Walking With Rabbits

Rabbit. Small, furry, farts Maltesers. Occasionally finds itself inside a piece of fancy old head-wear. Does not commonly smoke cigars.

Unless you’re where I am, it seems. No wonder Eeyore was depressed all the time. When your best friend is hooked on puffing smoke into the air like some sort of biological steam engine, you tend to develop a pretty bleak outlook on things. Unless you’re a rabbit. I’m surprised their planet even had an ozone layer, to be quite honest.

But that’s not the weirdest thing about Rabbit Land. It’s all pretty darn weird. They seem nice enough, though. Considering how we treat rabbits on Earth, I’m kinda surprised to be at a bar, drinking tequila with the locals. They don’t seem to mind that I’m on my stomach. The tequila here tastes a lot like carrot. I can’t imagine many things don’t taste of carrot on a planet full of rabbits.

Oddly enough, they speak English in Rabbit Land. I’m not quite sure how this happens. I don’t really want to find out, though. So long as they keep my “tab” open, I’m only too happy to pretend that I’m watching a kid’s movie*.

Rabbit man is enjoying himself, too. He seems to enjoy pointing at things with a metal stick. Don’t ask me what this actually does. The end lights up and it makes a weird noise. That’s it. It delights rabbit man to no end, though. He’s been doing it all day. Can’t get enough of pointing at things, muttering phrases like “Oh that’s interesting.” and “Now why is that I wonder?” and “Oh well that’s just brilliant.” I’m starting to wish I had one, just to see what all the fuss is about.

The rabbits don’t mind it. He’s promised to let them inspect his hat thoroughly before leaving. That cheered them up. They were giving him some very dirty looks when we first arrived. It was, I guess, probably like witnessing the arrival of some intergalactic child catcher. They’re fine now, though. I think tequila works rather well on them. Tobacco certainly doesn’t.
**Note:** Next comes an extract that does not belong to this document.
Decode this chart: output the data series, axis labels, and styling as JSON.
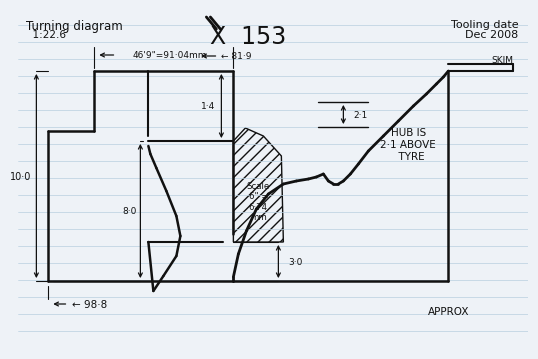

One of them asked me where I’m from. With hindsight, replying “Earth” wasn’t the best idea; they now look at me like I’m some kind of root vegetable. The rabbit with a tattoo of Keanu Reeves on it’s shoulder drools every now and then, until it remembers it’s supposed to be serving me.

Come to think of it, a lot of them do that now. Y’know, the whole drooling-without-realizing-you’re-doing-it-shebang. It’s almost threatening, I guess.

Right until one of them has to know the time**.

W

*The no.1 rule in a kid’s movie being: do not question how they speak. They just do. No argument. It’s a lot like religion, in that sense.

**No matter how often you see it, a rabbit pulling out a pocket-watch is hilarious. At least according to Womble.